Alla base di queste discussioni esiste però un problema sostanziale che rimanda al concetto di democrazia protetta (streitbare o werhafte Demokratie) che discende dal concetto di freiheitliche demokratische Grundordnung (libero ordine democratico) e dalla sua evoluzione nel tempo. Pensata come azione proattiva in difesa della democrazia per non ricalcare le orme di Weimar, esso portò negli anni Cinquanta al divieto del neonazista Partito socialista del Reich e del partito comunista. Negli ultimi anni questo concetto è stato oggetto di discussione anche a seguito del fallimento della procedura di divieto del partito neonazista NpD e da più parti è stato rilevato un mutamento giurisprudenziale che ha posto sempre attenzione non più solo ai valori antidemocratici di un partito, ma anche all’effettivo pericolo di messa in atto di tali valori. Critici del concetto come Horst Meier hanno richiamato l’attenzione sulla sostanziale differenza politica tra vietare una piccola setta di fanatici e un partito con significativi risultati elettorali. Anche chi riconosce la validità del concetto di democrazia protetta tende però a ridimensionarne l’applicazione entro confini che siano giuridicamente chiari. In sostanza, non sembra che il concetto di democrazia protetta possa essere sufficiente ad arrestare l’avanzata elettorale dell’estrema destra.

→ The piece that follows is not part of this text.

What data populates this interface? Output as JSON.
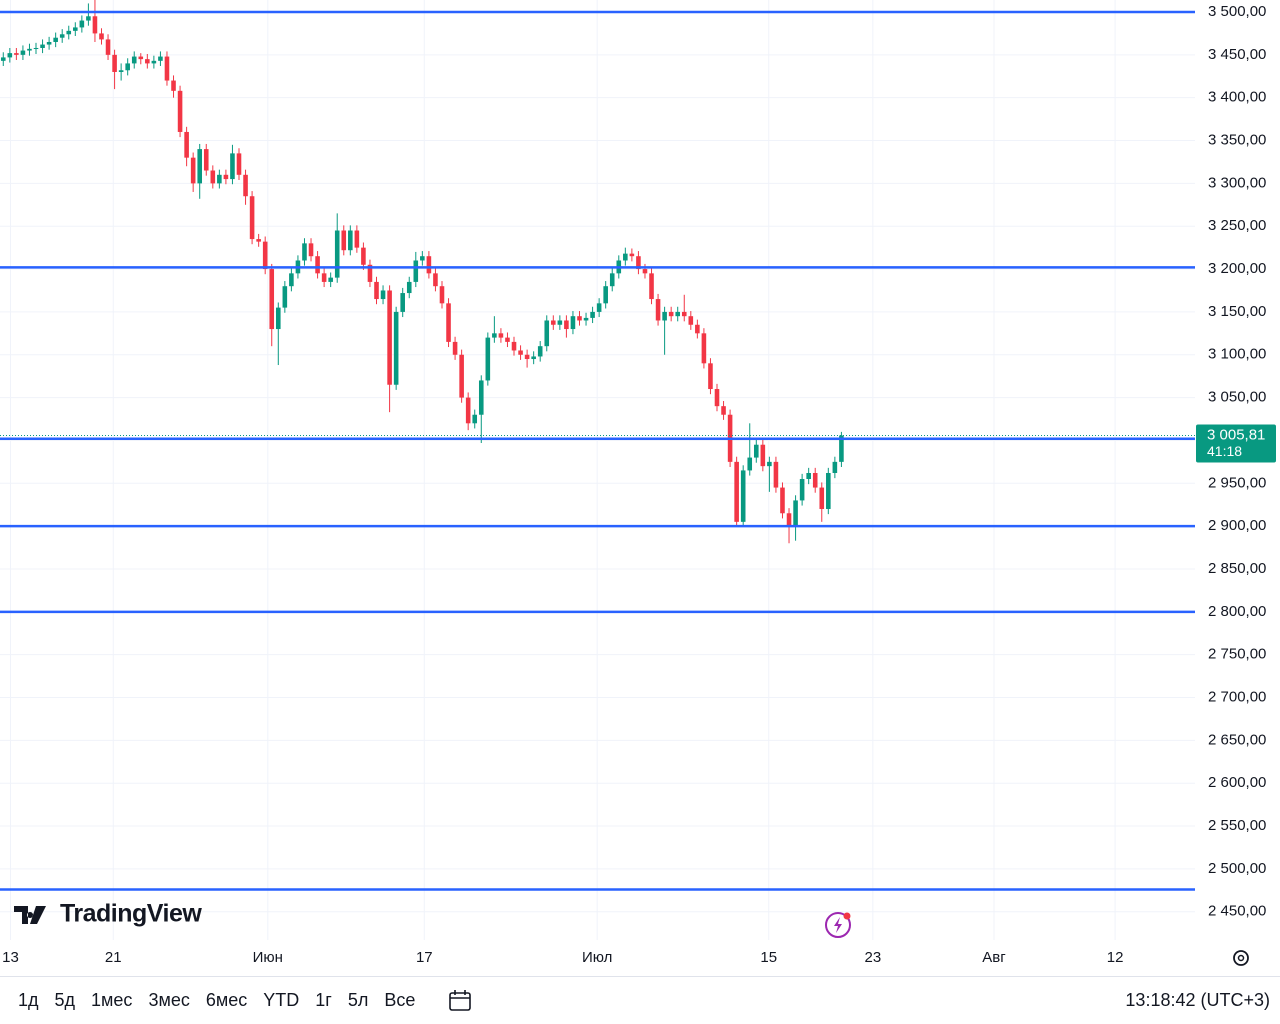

Se da un lato ancorare alla Costituzione aspetti essenziali dello Stato di diritto è certamente saggio, dall’altro la strada maestra per sconfiggere chi vuole delegittimare la democrazia non può escluderlo dall’arena politica, ma può sconfiggerlo sul suo stesso terreno dimostrando la superiorità del sistema democratico. In fin dei conti se indubbiamente alcune debolezze istituzionali favorirono la crisi della Repubblica di Weimar, la delegittimazione del sistema derivò anche dall’incapacità dei partiti di soddisfare le aspettative degli elettori che, delusi dal sistema, cercarono la risposta nel partito antisistema. La soluzione va dunque ricercata nella sfera politica più che in quella giudiziaria.